RockNSM crashing/locking up

We are sending a lot of GRE Encapsulated Data to the RockNSM Monitoring Interface, over time RockNSM will crash and lockup, only fix action is to reboot. Is the reason for this that RockNSM can not handle all the GRE encapsulated data being pushed to it at once, is there any modification I can make to ease the overload of data coming in?


Is this the same as the other box that you were causing to freeze with Elasticsearch? It sounds like a resource issue. GRE, in general, requires more resources to process in both Zeek and Suricata. That’s because both of those tools will maintain a session for a good long while for any outer tunnel.
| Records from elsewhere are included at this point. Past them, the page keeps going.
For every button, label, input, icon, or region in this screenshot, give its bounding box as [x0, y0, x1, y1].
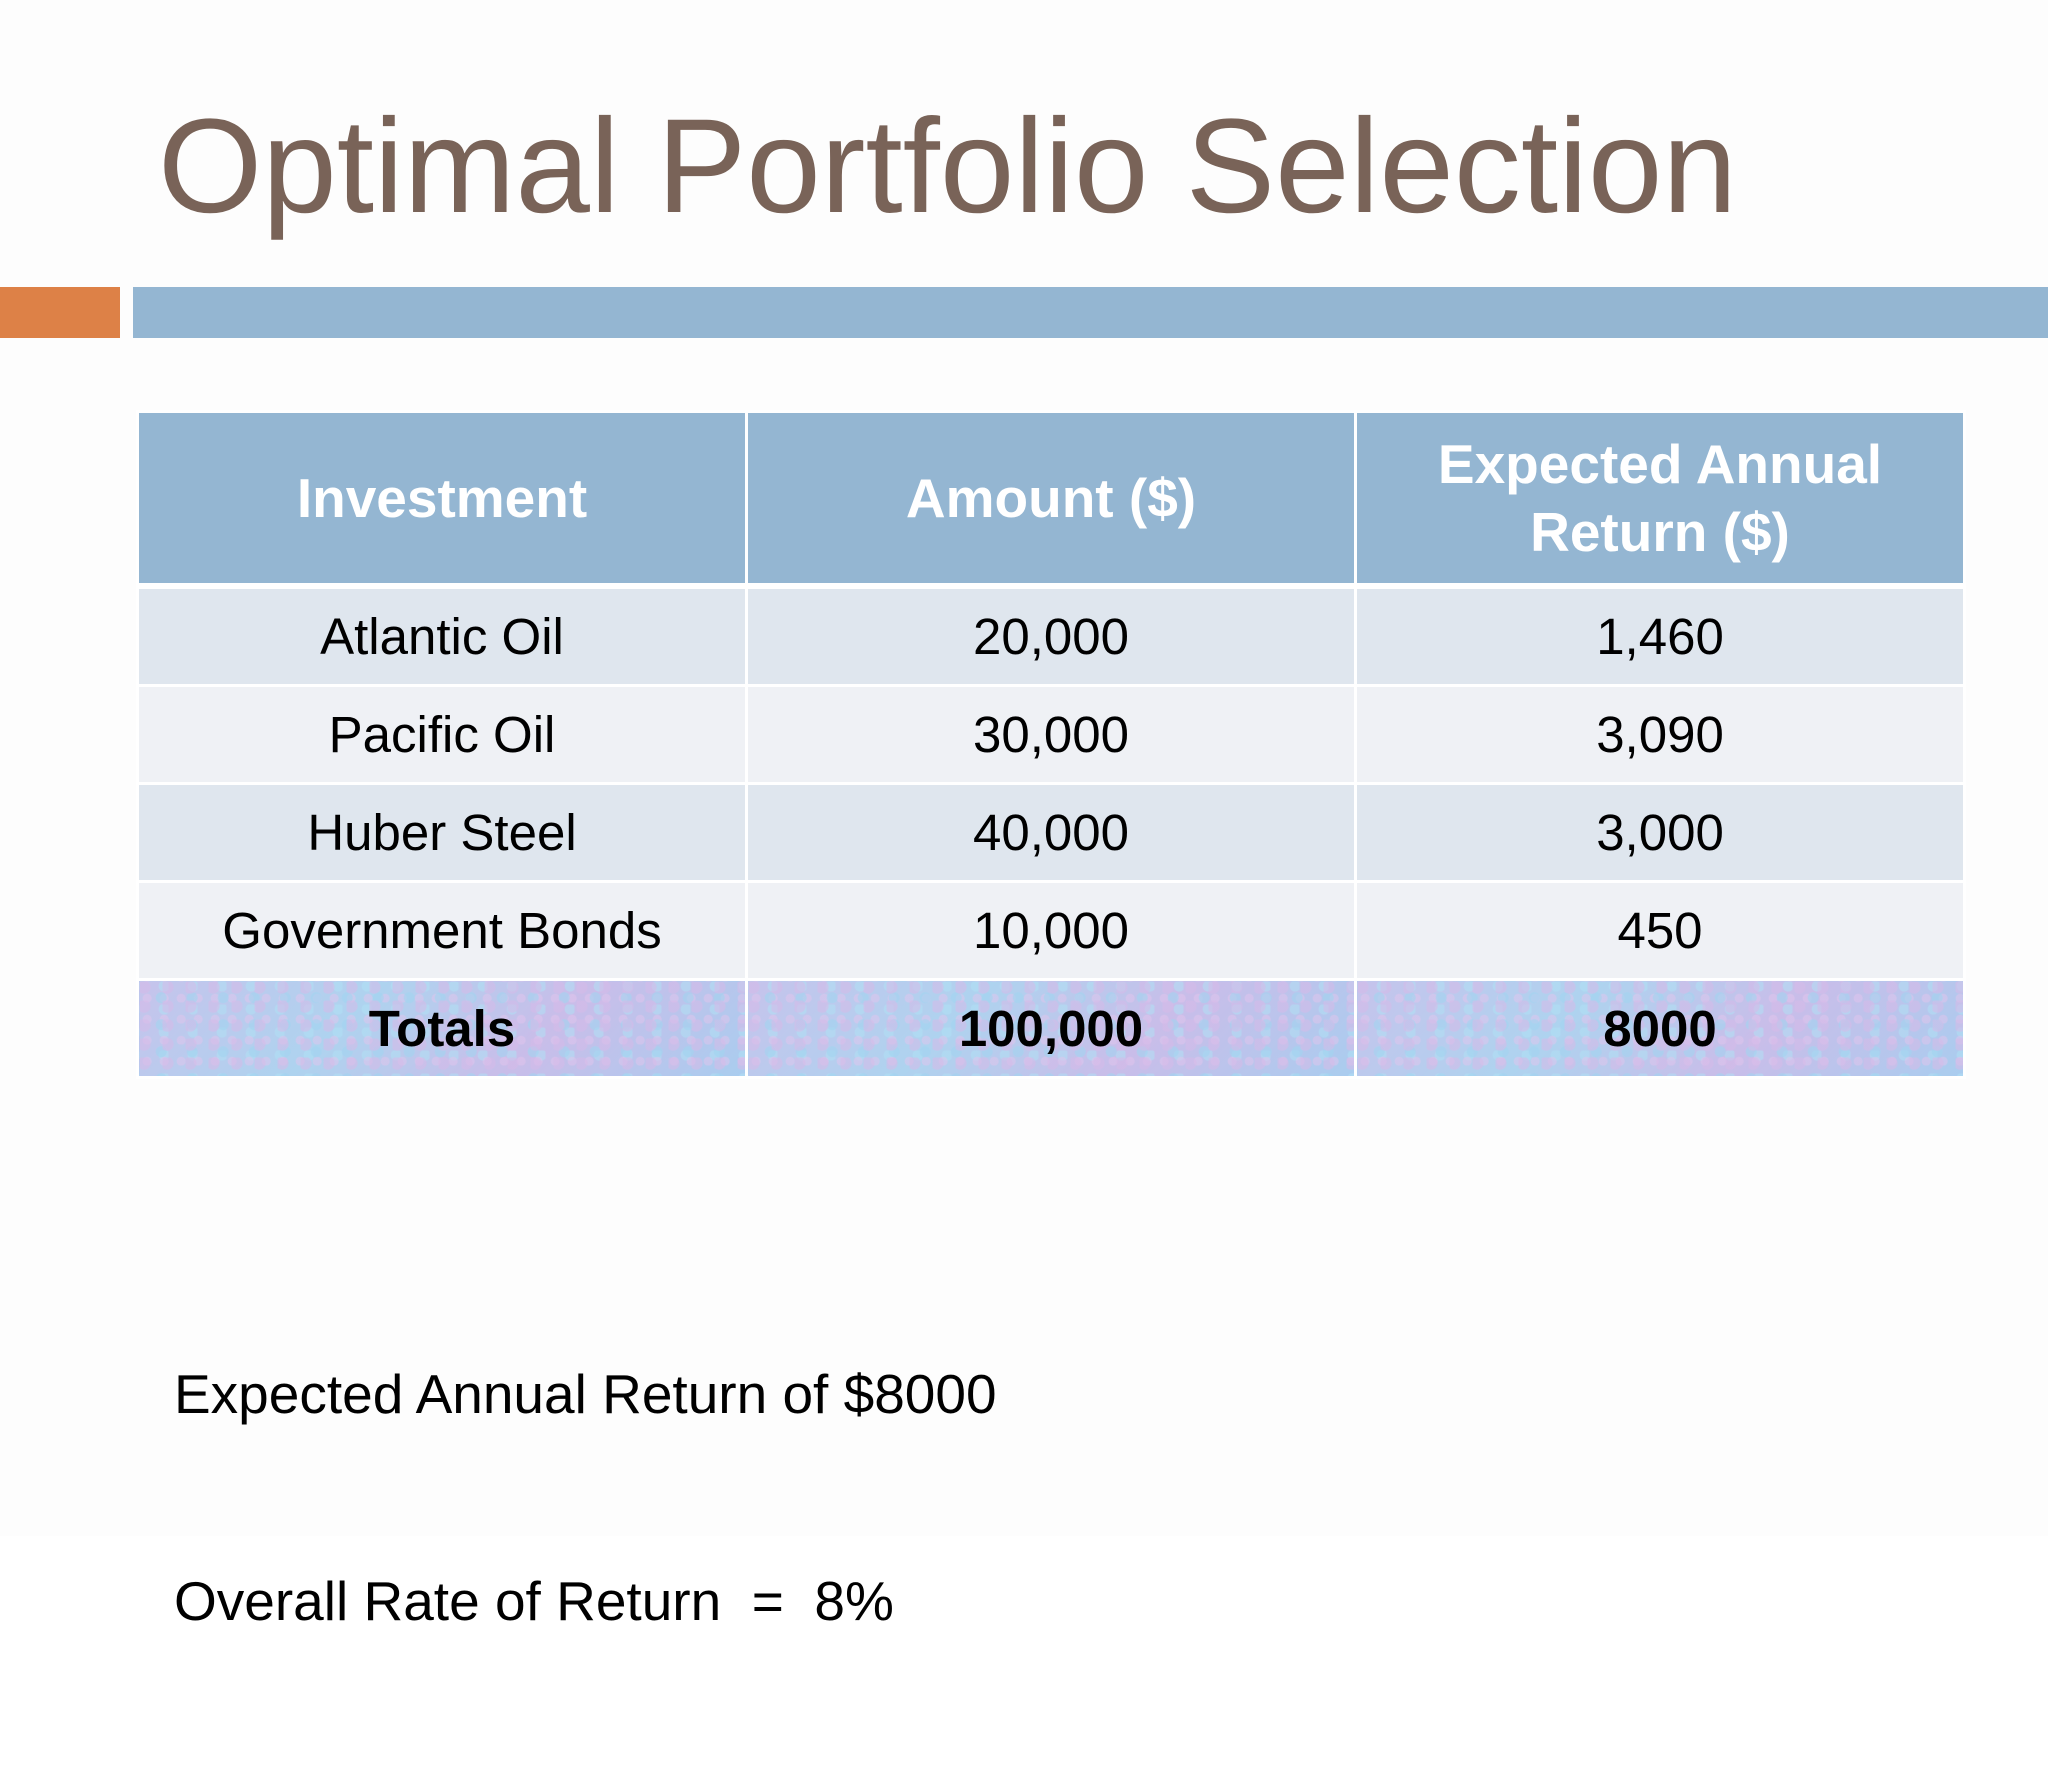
- summary-text: Expected Annual Return of $8000 Overall …: [174, 1222, 997, 1774]
- cell-amount: 10,000: [745, 880, 1357, 981]
- totals-row: Totals 100,000 8000: [136, 978, 1966, 1079]
- totals-return: 8000: [1354, 978, 1966, 1079]
- totals-amount: 100,000: [745, 978, 1357, 1079]
- header-amount: Amount ($): [745, 410, 1357, 588]
- accent-bar-blue: [133, 287, 2048, 338]
- accent-bar-orange: [0, 287, 120, 338]
- cell-return: 3,090: [1354, 684, 1966, 785]
- summary-expected-return: Expected Annual Return of $8000: [174, 1363, 997, 1425]
- summary-rate-of-return: Overall Rate of Return = 8%: [174, 1570, 894, 1632]
- table-header-row: Investment Amount ($) Expected Annual Re…: [136, 410, 1966, 588]
- cell-investment: Pacific Oil: [136, 684, 748, 785]
- slide: Optimal Portfolio Selection Investment A…: [0, 92, 2048, 1632]
- cell-investment: Government Bonds: [136, 880, 748, 981]
- cell-return: 1,460: [1354, 584, 1966, 687]
- slide-title: Optimal Portfolio Selection: [158, 92, 1737, 241]
- cell-amount: 40,000: [745, 782, 1357, 883]
- header-expected-return: Expected Annual Return ($): [1354, 410, 1966, 588]
- table-row: Huber Steel 40,000 3,000: [136, 782, 1966, 883]
- cell-amount: 20,000: [745, 584, 1357, 687]
- cell-return: 3,000: [1354, 782, 1966, 883]
- totals-label: Totals: [136, 978, 748, 1079]
- table-row: Pacific Oil 30,000 3,090: [136, 684, 1966, 785]
- cell-return: 450: [1354, 880, 1966, 981]
- table-row: Government Bonds 10,000 450: [136, 880, 1966, 981]
- cell-amount: 30,000: [745, 684, 1357, 785]
- cell-investment: Huber Steel: [136, 782, 748, 883]
- cell-investment: Atlantic Oil: [136, 584, 748, 687]
- portfolio-table: Investment Amount ($) Expected Annual Re…: [136, 410, 1966, 1079]
- table-row: Atlantic Oil 20,000 1,460: [136, 584, 1966, 687]
- header-investment: Investment: [136, 410, 748, 588]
If you’re using GRE to tunnel PCAP (like in ERSPAN) and you don’t need that info in the sensor data itself, then it’d be best to strip it off or terminate it before it hits the monitor interface. If you need that metadata in Zeek/Suricata, then I think you can force a session timeout after some period. That comes with its own caveats.

Yes, same box. I have thrown a ton of resources at it, I can throw some more, just wanted to know if there might be any tuning I could do from an application wise to help out.

I just rebuilt it with 16 CPU’s and 96GB of Ram, previously I had 8 CPU’s and 64GB of Ram.

Thanks for all the help…much appreciated.

There’s a lot of reasons in general that a Linux box could “lock up”, so it’s really hard to help narrow this down. Typically, the most severe lock up that isn’t recoverable is a kernel panic. If that happens, you’d only probably see it on the physical console of the system. Short of that, running out of memory, but even then the scheduler will come by and start killing processes until it can recover.

How much bandwidth are you monitoring?

Thanks. I was looking at the logs and didn’t see any kernel panics, I did see the HeapMemoryOverload Error. I will check with my network guy and get an answer for how much bandwidth we are monitoring.

We have a 1GB Pipe and are monitoring 150 machines on 1 Virtual Distributed Switch, if that helps with the bandwidth question.